Microsoft recently launched Magma, an AI model designed to handle both digital and physical tasks.

This new technology integrates visual, language, and spatial processing, enabling it to not only understand but also act upon its surroundings.

In benchmarks, Magma scored 80.0 on the VQAv2 visual question-answering test, outperforming GPT-4V’s 77.2. It also showed superior performance in robotic tasks, leading with a POPE score of 87.4.

Magma is designed to “formulate plans and execute actions to achieve a described goal,” according to its developers.

“Magma creates new state-of-the-art results on UI navigation and robotic manipulation tasks, outperforming previous models that are tailored specifically to these tasks,” Microsoft’s researchers say.

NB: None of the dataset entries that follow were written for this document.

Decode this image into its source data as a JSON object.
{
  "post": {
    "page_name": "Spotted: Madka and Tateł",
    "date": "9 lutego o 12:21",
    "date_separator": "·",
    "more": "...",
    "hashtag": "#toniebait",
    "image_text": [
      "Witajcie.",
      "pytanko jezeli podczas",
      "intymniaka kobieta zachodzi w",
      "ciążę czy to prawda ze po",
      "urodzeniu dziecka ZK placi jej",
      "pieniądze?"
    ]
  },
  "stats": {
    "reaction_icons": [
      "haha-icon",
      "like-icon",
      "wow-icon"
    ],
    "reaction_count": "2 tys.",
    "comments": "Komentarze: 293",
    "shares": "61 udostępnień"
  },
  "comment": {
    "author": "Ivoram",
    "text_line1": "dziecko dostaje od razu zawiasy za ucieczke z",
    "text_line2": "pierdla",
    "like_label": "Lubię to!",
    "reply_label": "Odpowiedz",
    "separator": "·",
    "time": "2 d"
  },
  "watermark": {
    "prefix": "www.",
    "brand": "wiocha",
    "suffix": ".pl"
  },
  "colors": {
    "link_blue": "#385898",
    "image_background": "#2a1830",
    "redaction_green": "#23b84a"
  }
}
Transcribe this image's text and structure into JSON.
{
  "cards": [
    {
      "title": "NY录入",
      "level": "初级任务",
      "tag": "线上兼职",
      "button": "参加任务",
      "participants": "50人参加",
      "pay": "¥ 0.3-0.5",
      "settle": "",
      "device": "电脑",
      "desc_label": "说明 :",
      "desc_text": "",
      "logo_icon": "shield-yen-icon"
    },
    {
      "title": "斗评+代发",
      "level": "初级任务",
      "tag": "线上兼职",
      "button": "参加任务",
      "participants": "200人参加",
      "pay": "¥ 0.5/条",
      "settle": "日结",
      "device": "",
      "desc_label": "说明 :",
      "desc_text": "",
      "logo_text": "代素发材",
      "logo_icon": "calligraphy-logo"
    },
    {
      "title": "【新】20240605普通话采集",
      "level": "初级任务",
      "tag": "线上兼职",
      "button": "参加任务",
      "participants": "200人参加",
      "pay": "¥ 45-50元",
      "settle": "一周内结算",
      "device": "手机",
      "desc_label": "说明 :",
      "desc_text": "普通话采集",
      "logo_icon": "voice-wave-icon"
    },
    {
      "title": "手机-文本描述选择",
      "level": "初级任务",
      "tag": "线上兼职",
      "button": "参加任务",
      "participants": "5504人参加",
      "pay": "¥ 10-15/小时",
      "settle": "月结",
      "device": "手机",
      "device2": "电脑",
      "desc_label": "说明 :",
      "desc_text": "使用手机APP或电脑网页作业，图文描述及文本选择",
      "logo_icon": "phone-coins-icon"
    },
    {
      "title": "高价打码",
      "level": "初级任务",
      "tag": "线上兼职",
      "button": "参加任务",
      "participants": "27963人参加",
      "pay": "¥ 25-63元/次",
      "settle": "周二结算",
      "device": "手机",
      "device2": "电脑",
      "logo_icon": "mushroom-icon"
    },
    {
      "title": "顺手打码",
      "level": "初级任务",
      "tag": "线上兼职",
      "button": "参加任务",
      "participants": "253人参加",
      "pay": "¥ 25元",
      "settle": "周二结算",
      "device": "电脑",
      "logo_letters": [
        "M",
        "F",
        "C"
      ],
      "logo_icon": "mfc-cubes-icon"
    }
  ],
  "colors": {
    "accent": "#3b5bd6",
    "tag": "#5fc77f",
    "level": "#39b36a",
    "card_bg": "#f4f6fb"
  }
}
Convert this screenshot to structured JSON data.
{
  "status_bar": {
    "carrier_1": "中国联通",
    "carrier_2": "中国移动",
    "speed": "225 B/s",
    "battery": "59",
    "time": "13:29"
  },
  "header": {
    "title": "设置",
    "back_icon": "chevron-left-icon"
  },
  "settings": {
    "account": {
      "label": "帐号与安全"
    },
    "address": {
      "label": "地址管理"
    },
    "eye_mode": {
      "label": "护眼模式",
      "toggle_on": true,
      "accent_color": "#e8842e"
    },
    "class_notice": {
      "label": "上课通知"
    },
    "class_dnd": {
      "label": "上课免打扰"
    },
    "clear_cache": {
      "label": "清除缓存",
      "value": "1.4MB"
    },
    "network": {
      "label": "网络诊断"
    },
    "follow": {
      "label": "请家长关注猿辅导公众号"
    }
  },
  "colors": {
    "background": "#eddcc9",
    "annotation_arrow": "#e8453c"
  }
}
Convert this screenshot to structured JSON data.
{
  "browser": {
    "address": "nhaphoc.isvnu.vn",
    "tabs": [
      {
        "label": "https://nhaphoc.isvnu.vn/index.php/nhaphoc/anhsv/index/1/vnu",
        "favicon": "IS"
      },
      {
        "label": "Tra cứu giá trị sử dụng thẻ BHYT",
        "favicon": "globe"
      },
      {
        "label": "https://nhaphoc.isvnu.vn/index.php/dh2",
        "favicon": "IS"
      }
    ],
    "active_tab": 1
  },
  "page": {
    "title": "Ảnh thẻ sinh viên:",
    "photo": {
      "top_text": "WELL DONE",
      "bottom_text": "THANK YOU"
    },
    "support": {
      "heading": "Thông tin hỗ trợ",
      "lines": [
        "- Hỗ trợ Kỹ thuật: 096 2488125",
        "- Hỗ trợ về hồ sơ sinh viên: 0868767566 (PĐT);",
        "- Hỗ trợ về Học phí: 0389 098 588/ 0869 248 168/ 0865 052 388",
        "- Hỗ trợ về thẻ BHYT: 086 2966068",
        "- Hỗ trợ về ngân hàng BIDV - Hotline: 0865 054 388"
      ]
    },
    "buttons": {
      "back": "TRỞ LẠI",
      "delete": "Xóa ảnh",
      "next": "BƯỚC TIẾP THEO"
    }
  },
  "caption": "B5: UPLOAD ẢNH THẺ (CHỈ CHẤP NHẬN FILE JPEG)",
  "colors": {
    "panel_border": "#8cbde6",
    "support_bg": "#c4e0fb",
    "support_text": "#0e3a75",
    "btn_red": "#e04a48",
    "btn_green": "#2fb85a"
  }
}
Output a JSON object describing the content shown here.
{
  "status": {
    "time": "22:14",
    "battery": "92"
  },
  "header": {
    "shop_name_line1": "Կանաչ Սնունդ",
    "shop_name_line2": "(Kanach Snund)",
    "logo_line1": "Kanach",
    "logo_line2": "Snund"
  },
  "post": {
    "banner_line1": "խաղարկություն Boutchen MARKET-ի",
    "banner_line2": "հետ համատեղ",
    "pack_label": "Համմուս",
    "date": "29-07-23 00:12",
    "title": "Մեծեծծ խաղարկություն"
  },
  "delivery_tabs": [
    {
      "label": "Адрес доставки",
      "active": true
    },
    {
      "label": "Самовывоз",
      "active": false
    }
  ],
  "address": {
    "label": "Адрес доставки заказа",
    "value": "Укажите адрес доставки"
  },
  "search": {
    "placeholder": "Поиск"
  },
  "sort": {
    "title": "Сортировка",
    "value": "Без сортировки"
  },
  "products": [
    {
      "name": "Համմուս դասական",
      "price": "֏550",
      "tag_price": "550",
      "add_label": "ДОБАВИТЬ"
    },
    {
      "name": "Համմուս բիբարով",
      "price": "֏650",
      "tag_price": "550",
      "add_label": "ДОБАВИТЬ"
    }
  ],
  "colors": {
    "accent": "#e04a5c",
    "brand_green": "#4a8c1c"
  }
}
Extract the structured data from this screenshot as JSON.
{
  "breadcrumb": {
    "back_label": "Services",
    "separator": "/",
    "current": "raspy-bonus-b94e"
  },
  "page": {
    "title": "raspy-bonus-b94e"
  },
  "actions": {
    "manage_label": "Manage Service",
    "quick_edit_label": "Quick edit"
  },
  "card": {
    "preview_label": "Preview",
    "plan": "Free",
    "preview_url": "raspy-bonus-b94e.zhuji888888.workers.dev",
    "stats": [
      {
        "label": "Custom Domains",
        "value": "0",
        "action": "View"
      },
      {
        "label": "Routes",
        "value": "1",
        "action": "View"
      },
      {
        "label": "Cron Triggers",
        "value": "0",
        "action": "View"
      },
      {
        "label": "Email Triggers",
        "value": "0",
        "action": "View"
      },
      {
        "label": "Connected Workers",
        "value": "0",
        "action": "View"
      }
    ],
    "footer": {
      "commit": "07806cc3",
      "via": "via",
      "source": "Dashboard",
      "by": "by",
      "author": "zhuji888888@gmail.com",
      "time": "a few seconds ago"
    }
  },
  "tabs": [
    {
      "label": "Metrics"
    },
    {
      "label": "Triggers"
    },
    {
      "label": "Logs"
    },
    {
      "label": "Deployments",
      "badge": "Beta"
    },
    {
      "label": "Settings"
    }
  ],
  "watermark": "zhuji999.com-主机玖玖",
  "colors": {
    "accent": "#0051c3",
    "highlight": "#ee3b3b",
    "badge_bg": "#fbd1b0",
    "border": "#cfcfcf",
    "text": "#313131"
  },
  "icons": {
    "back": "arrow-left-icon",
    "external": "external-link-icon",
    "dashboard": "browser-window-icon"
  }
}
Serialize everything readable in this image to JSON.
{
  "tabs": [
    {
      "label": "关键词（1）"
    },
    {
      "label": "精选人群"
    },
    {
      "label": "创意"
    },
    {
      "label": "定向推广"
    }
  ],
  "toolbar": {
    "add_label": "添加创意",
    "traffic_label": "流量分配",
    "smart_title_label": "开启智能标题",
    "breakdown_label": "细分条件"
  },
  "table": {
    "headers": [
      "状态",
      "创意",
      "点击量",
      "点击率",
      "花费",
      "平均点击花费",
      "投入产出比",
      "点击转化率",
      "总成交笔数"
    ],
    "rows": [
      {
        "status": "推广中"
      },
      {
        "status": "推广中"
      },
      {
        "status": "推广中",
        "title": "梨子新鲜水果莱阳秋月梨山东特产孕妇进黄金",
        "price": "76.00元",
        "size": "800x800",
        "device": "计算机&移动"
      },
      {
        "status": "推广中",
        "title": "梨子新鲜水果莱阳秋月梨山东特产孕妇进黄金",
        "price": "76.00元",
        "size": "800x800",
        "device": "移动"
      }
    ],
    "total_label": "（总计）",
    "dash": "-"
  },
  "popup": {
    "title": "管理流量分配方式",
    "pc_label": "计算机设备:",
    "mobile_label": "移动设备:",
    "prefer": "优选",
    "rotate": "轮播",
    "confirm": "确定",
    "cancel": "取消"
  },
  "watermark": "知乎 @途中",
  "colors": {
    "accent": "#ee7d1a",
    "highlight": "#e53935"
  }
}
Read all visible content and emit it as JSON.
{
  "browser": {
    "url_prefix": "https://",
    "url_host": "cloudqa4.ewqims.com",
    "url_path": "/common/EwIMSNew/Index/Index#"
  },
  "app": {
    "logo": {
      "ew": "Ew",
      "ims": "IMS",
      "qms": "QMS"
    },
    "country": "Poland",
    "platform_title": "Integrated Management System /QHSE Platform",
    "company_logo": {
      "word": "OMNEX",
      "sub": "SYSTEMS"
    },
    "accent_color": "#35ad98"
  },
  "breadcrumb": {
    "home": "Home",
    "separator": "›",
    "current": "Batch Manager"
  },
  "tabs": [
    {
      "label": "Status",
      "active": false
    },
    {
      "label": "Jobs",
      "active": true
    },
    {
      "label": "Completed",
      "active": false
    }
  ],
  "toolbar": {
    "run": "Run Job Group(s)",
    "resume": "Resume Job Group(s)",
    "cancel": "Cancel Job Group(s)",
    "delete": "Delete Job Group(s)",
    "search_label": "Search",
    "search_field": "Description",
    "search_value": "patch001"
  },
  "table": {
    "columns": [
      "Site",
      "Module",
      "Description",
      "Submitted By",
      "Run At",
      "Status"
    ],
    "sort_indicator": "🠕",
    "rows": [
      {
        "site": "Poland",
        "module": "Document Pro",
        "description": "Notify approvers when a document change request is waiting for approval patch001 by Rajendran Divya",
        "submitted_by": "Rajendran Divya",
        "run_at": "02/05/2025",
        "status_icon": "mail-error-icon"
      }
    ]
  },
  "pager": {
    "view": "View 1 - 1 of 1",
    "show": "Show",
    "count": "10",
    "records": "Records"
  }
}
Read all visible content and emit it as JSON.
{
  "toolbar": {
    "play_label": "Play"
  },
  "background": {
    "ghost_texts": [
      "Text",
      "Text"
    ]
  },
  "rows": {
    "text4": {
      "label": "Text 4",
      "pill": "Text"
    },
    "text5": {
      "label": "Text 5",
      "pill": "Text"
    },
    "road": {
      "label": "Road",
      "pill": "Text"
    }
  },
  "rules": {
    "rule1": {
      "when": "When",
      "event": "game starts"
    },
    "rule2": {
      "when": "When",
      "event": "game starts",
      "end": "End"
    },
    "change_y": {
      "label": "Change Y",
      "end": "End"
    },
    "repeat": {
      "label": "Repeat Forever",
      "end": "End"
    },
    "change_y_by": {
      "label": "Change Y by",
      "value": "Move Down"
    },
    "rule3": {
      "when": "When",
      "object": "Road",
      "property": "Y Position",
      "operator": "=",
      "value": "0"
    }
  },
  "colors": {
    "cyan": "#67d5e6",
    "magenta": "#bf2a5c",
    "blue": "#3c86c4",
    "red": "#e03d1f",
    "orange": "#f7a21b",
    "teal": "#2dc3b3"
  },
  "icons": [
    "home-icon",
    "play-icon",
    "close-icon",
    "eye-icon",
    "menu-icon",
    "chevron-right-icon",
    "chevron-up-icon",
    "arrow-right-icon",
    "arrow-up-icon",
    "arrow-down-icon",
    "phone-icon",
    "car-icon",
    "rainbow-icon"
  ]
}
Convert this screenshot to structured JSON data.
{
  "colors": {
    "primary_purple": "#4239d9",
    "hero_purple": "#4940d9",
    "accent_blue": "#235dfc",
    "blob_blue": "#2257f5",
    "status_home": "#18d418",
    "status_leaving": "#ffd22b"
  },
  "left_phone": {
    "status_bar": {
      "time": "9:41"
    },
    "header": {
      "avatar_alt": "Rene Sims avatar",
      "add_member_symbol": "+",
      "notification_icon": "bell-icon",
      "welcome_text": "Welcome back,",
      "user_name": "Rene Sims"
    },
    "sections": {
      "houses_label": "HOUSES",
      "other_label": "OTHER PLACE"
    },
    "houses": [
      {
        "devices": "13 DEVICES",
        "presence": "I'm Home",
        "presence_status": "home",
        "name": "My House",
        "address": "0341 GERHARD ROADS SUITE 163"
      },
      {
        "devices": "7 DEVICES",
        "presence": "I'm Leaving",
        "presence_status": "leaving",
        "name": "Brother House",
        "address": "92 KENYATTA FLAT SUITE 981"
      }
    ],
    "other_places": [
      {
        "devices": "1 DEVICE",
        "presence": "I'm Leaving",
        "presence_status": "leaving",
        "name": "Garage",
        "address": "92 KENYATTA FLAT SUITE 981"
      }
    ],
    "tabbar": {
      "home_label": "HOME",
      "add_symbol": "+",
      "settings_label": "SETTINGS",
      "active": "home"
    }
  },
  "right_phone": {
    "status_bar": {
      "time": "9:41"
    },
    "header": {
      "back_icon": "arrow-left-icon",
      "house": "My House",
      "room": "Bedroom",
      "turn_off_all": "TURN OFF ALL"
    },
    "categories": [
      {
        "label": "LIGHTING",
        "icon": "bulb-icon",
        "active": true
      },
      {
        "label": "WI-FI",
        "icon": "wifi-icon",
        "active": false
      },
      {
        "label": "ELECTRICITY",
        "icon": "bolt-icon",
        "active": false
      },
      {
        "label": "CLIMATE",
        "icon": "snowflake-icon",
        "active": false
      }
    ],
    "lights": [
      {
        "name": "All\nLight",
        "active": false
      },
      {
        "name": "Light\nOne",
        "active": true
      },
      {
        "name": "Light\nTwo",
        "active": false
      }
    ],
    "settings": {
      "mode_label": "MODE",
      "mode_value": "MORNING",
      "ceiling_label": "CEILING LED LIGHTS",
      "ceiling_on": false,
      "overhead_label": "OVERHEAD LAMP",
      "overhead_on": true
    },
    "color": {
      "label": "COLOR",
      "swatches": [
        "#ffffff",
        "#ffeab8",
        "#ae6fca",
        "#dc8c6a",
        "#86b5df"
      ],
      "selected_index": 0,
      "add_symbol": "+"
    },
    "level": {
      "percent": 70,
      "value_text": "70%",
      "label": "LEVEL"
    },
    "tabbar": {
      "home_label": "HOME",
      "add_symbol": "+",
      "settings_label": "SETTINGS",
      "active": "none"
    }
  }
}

This allows it to navigate software interfaces and control robotic systems. While the model shows impressive results, it still faces challenges with more complex, long-term decision-making. Microsoft plans to release its code on GitHub to encourage further development.

Magma’s multimodal capabilities and competitive performance in both UI navigation and robotics set it apart from previous AI models. “Magma bridges verbal, spatial, and temporal intelligence,” the team explains.

This move comes as the race to the top of the AI food chain is heating up. OpenAI, a Microsoft-funded AI company behind ChatGPT, has recently rolled out its Operator AI agent to ChatGPT Pro users.

Though it is yet to launch in Europe, ChatGPT’s Operator can complete tasks like filling out forms, booking services, and ordering groceries using a Computer-Using Agent (CUA).